Lenovo, Geely, Sany, and Haier, in a similar vein, are system integrators. They assemble and build products that are then shipped around the world. Their former Western counterparts, IBM PC, Volvo, Putzmeister, and GE Appliances, were also system producers. Their research and development expertise, even when far more advanced than the big Chinese companies, lies in their ability to incorporate the latest component technologies (say the latest microprocessor and memory chips), to bring out the most bleeding edge technological solutions (the fastest supercomputer, for example).
But this way of growth has its limitations. An inability to control its underlying technological trajectory has prevented China’s enterprises from initiating “new to the world” innovation. To move from imitation to innovation, policy-makers would now need to shift emphasis from development and application to basic research—a fundamental ingredient for any world-class component provider. Intel, the Silicon Valley King, was pouring USD$10.6 billion in research in 2014, accounting for 20% of its overall sales. Roche, a Swiss drug maker which is also the world largest bio-tech company, was investing at a similar rate, at 19.8% of sales, amounting to USD$10 billion in amount spent. This makes the potential acquisition of Syngenta by ChemChina all the more interesting.
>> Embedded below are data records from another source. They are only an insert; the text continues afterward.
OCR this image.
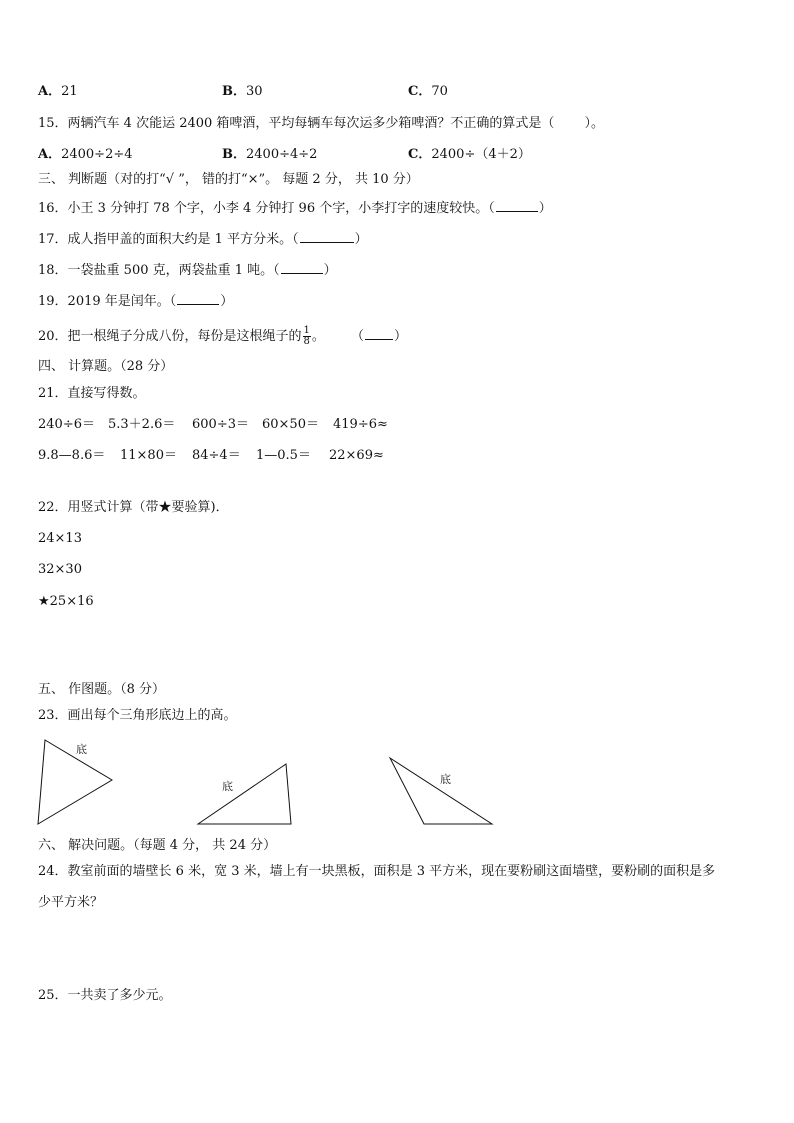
A．21	B．30	C．70
15．两辆汽车 4 次能运 2400 箱啤酒，平均每辆车每次运多少箱啤酒？不正确的算式是（ ）。
A．2400÷2÷4	B．2400÷4÷2	C．2400÷（4＋2）
三、 判断题（对的打“√ ”， 错的打“×”。 每题 2 分， 共 10 分）
16．小王 3 分钟打 78 个字，小李 4 分钟打 96 个字，小李打字的速度较快。（	）
17．成人指甲盖的面积大约是 1 平方分米。（	）
18．一袋盐重 500 克，两袋盐重 1 吨。（	）
19．2019 年是闰年。（	）
20．把一根绳子分成八份，每份是这根绳子的 $\frac{1}{8}$ 。 （ ）
四、 计算题。（28 分）
21．直接写得数。
240÷6＝ 5.3＋2.6＝ 600÷3＝ 60×50＝ 419÷6≈
9.8—8.6＝ 11×80＝ 84÷4＝ 1—0.5＝ 22×69≈
22．用竖式计算（带★要验算)．
24×13
32×30
★25×16
五、 作图题。（8 分）
23．画出每个三角形底边上的高。
底
底
底
六、 解决问题。（每题 4 分， 共 24 分）
24．教室前面的墙壁长 6 米，宽 3 米，墙上有一块黑板，面积是 3 平方米，现在要粉刷这面墙壁，要粉刷的面积是多
少平方米？
25．一共卖了多少元。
Unlike KraussMaffei, which is essentially an equipment manufacturer for plastic molding technology, Syngenta is a component provider (bioengineered seeds and plants) nestled within the value chain of food production. If Nestlé and Unilever are the “assemblers” of food products that we ultimately buy from Walmart and Costco, Syngenta and other nutritional giants are ones that sit along the upstream of the production system.
Rarely known by end consumers, they are nonetheless the technology drivers that keep the big food industry going. The bid made by ChemChina, whether it ultimately goes through or not, cannot be more clear in its determination of moving from a system integrator—a fast follower at best, to a true global leader that shapes the technological trajectory of an industry.